Create an informal list of topics to be covered in

  1. Create an informal list of topics to be covered in the essay.
    1. This list can be a list of words or short phrases which will be refined during the creation of the full outline.
    2. Try not to list subtopics at this point.
    3. Most short essays have at least three to five main topics plus the introduction and conclusion paragraphs.
  2. Take the topics from the informal list and use those as main topics (i.e., Roman numeral level).
    1. Rewrite the phrases from the informal list to be more complete so that the main topic is easily understood even when read a week or two later.
    2. You might need to add more topics or combine like topics as you develop the outline.
  3. Analyze each main topic, determining what information needs to be presented.
    1. At this point, start developing the subtopics for each main topic.
    2. Subtopics may include examples, logic/arguments, details/descriptions, and definitions of key terms.
  4. Sort your sources and research to see which topics/subtopics they fall under.

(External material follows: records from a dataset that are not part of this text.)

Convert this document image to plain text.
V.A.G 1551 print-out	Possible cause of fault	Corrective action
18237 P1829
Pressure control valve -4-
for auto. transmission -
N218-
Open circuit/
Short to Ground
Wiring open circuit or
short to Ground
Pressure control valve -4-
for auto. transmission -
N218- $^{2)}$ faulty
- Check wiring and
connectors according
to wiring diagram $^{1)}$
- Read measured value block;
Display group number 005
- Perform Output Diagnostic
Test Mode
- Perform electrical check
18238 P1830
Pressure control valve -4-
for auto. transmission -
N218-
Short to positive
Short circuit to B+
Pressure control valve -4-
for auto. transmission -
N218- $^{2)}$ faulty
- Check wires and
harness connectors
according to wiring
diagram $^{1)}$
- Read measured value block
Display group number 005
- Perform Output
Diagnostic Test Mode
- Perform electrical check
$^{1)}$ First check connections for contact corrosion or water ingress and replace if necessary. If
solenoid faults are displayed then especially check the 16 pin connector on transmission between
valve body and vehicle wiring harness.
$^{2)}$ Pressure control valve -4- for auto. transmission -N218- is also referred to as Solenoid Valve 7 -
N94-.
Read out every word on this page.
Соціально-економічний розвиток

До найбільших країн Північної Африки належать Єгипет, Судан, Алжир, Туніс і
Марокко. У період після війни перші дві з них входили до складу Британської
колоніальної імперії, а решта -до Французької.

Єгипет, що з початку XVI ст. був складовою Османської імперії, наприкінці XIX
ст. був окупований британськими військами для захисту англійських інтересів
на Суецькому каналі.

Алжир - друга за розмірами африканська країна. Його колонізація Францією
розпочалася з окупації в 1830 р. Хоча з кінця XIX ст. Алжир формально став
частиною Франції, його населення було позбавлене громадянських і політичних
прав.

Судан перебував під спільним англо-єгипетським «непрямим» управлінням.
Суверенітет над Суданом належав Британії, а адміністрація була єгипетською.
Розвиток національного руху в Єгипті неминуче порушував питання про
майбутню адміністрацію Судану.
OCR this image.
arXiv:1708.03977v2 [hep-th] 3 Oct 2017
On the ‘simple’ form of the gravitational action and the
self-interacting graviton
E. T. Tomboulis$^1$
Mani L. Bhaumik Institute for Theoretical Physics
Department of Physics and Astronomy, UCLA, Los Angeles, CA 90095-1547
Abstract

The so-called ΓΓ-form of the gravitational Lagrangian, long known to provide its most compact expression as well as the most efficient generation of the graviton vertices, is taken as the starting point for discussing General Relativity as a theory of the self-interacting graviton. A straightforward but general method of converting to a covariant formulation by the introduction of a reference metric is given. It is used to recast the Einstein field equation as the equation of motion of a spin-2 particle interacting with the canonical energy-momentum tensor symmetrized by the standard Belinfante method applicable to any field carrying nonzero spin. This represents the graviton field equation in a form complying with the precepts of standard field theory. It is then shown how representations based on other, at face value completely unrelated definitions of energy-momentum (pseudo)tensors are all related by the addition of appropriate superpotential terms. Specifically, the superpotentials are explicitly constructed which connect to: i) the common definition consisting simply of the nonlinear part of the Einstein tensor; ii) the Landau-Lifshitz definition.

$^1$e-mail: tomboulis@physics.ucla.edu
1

    1. As you decide what research to use, put the information into the outline as subtopics.
    2. Be sure to note the source of the information in your outline so you can easily cite the information in the essay.
  5. Review the outline, looking for logical ordering of the topics.
    1. Organization options include chronological, building on the previous point, least important to most important, or argument/counterargument.
    2. Consider adding transitional words or phrases as subtopics in each section to realize the overall flow of the essay.
  6. Rely on the outline while writing the essay.
    1. If new ideas develop during the writing process, try keeping track of those ideas in a separate document, and then add them after the initial draft is complete if they are still relevant.
    2. If you encounter writer’s block, refer to the outline to help initiate the writing process with your original ideas.
    3. Using an outline allows you to write paragraphs out of sequence, such as when research or ideas become available, and then piece the paragraphs together in the order dictated by the outline.